U-17日本、第3戦は“らしくない”試合に 必要なのはチャレンジャーとしての心意気
勝って当然という空気の中、躍動感を見せられず
ミスが続ければ、ミスが怖くなる。日本はそんな悪循環に陥ってしまった 【佐藤博之】
もちろん、第2戦から先発9名を入れ替え、第3戦は主力を休ませることを優先させたラインナップであり、これが苦戦を強いられた最大の原因であることは間違いない。特に連係面では「チームの中のイメージが合っていなくて、ドリブルしたいやつもいれば、受けたいやつもいるという感じにバラバラになっていた」とMF椿直起(横浜FMユース)が振り返ったように、どうにもかみ合わないシーンが相次いだ。「ミスが続いてくると、みんながイライラしてしまい、修正しきれなかった」(椿)という悪循環にも陥り、ムードが悪いまま時計の針が進んでいった。
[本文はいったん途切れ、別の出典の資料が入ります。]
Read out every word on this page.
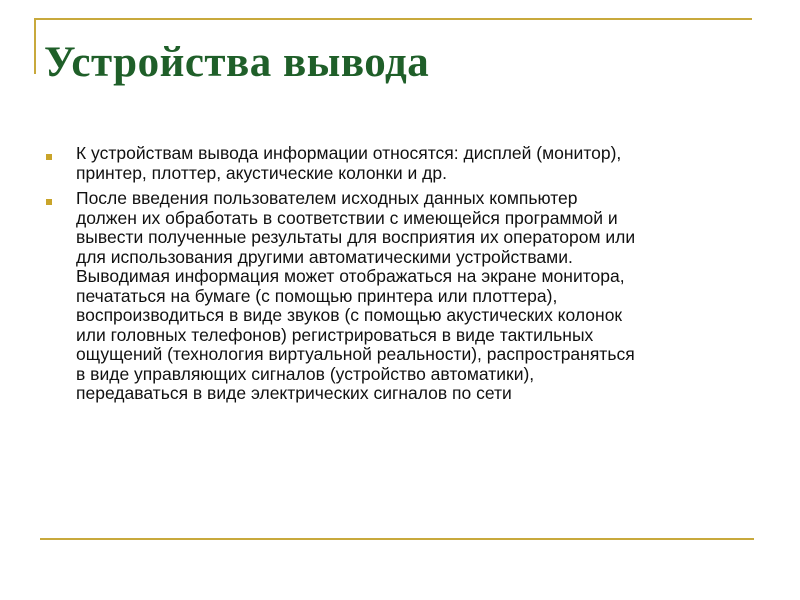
Устройства вывода
К устройствам вывода информации относятся: дисплей (монитор),
принтер, плоттер, акустические колонки и др.
После введения пользователем исходных данных компьютер
должен их обработать в соответствии с имеющейся программой и
вывести полученные результаты для восприятия их оператором или
для использования другими автоматическими устройствами.
Выводимая информация может отображаться на экране монитора,
печататься на бумаге (с помощью принтера или плоттера),
воспроизводиться в виде звуков (с помощью акустических колонок
или головных телефонов) регистрироваться в виде тактильных
ощущений (технология виртуальной реальности), распространяться
в виде управляющих сигналов (устройство автоматики),
передаваться в виде электрических сигналов по сети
ミスが続くとミスが怖くなるという悪循環もあるのだろうが、あえて悪い言葉を使わせてもらえば、率直に言って「ビビっている」ように見える選手が多すぎた。フランス戦でもあった傾向だが、日本はあくまでチャレンジャーとしてこの大会に臨んでいるチームであるのに、何故か守りのマインドに支配されているようなプレーが出てしまう。この2試合のプレーぶりはまったく“らしい”ものではなかったし、2年半にわたって見せてきたサッカーからほど遠いものだった。無難で落ち着いたサッカーが“00ジャパン”の特長だっただろうか? 躍動感のある、チャレンジする姿勢がこのチームの色だったはずで、それを世界大会で見せないで終わるつもりだろうか。
ラウンド16は「世界を驚かすための好機」
イングランドを相手にしたときに必要なのは、あくまでチャレンジャーとしての心意気だ 【佐藤博之】
数万人の大観衆にあおられながら、選手たちは「国」を背負って戦うことの重みをあらためて実感しているようにも見える。だが、本来これほど幸せな舞台もない。選手たちに大舞台の幸せを感じてほしいし、思いっきり培ってきたサッカーをぶつけてもらいたい。元より弱いチームが実力どおりの力を見せているというなら何も言わないが、このチームは決して弱くない。いや、十分に強いのだ。初合宿のときからずっと見てきたからこそ言うが、このW杯という夢舞台で縮こまって戦う必要などまるでない。
中2日で迎えるラウンド16のイングランド戦に望むのは、この強者を向こうに回す幸せ極まる舞台を存分に「エンジョイ」すること。見守ってきた側として期待しているのは何よりそういうことであるし、“00ジャパン”はこういった大舞台でこそ、それができるチームのはずだ。